I'm heading to the ocean. Provincetown on Cape Cod, to be exact. Population up to 20,000 in the summer and as low as 700 in the winter. JB and I are moving into our little cape house and we're determined not to clutter it. That means decisions about what to keep and what to leave. The place has an ocean simplicity to it: it's white and airy and relaxing and easy. But first, we have a house to sell. Wait, did I say one? Because it's TWO--my parent's house is going on the market at the same time. It is two hours away from me and in need of a cosmetic we won't do to my satisfaction. I hope some one, a family, walks into it and calls it home. It's been home to me for many years. My father and grandfather, and my uncle Sammy, built it themselves. That house too needs packing and cleaning and sprucing up.

It's all a bit overwhelming. I have a to-do list with at least 30 calls or arrangements to make a day. Masons and carpenters and emptying closets and file cabinets and Home Depot screw-ups and my work and the story of Christine Macabee and her family. And of course my own precious family including four littles, ages 8, 6, 3, and 1. And traveling to and from. 

Whew. 

This is the house where I'm heading. We'll be one block from the public beach and feeling the late afternoon sun on the back deck. I'll be writing and working and gardening here. I'll socialize. We'll adopt a shelter dog and I'll search for a publisher. If I'm smart, I'll also get myself in way better shape and not fail to regularly count my blessings. 




I'm also involved in the larger world. I've been following the events in Ferguson Missouri and now Baltimore closely- the black communities and poverty and the police. I think I know a lot about all this. I worked in a very poor inner city for five years as a therapist and I saw my clients in their homes and with their families. Plus I'm a counselor and I understand some things. 

The opportunities that used to exist don't. You can't make a real living on minimum wage. Not even on $ 12.00/hour. And even if you might come close, there are no jobs in the poorest communities. And no transportation. You get hired in a neighboring town and take three buses to get there and you get fired because you're too often late or you quit because three buses and four hours of traveling and eight hours working for $ 8/hour is  too much. Honestly, I don't think most of us would or could sustain that. But it's not just that. The effort puts you behind, not ahead.  

This is a reason why dealing drugs is high in poor communities. It's a way to make money. And a good deal of police activity is controlling drugs. It's a victimless crime but with great risk if you're a black male and you happen to encounter the police over it. That is just the way it is.
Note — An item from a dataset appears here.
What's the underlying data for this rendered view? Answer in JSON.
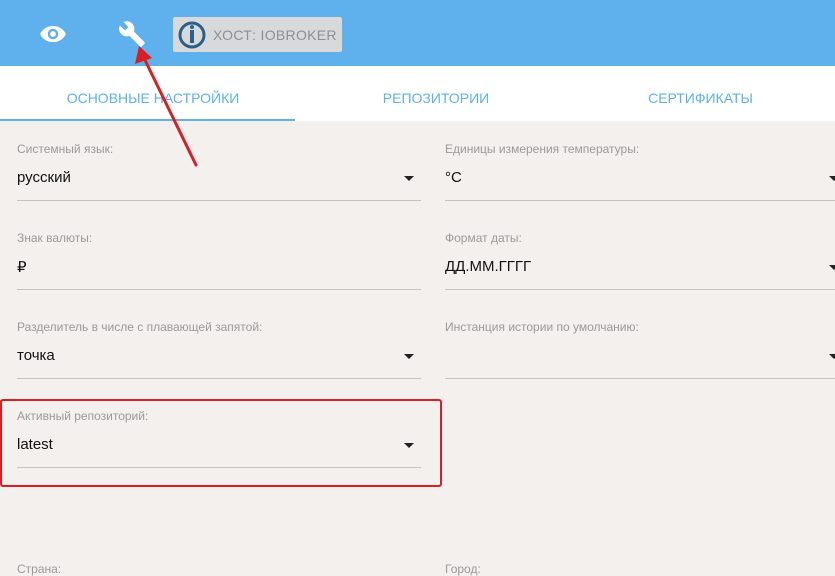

Sad to say the facts bear this out. 

Petty drug dealing and use is a root of poverty, not to omit that there are also plenty of families in very poor communities that have nothing to do what-so-ever to do with drugs or crime but are also part of the cycle of poverty. It might look like a lack of motivation among those folks who could but don't work, but it's just the tip of it. I assure you that 2/3rd of my clients on welfare would work or agree to work if it wasn't so difficult and there wasn't so much to lose:  Public housing. Day Care. Food Stamps. Fuel Assistance. Health Insurance. Add those benefits up and you'd best be making $ 20 an hour or you won't even come close.

What's needed? Real Jobs. Unskilled and skilled both. And transitional or permanent supplements for paychecks that hover at the poverty level.

I wish I had the time and energy to contribute to solutions. But I don't and won't. Not to say that I don't look for ways to do my share, because I do. The thing is, I'm not as optimistic as I used to be, but I see more good than bad in most people and in the world. For me, that's my ace in the whole.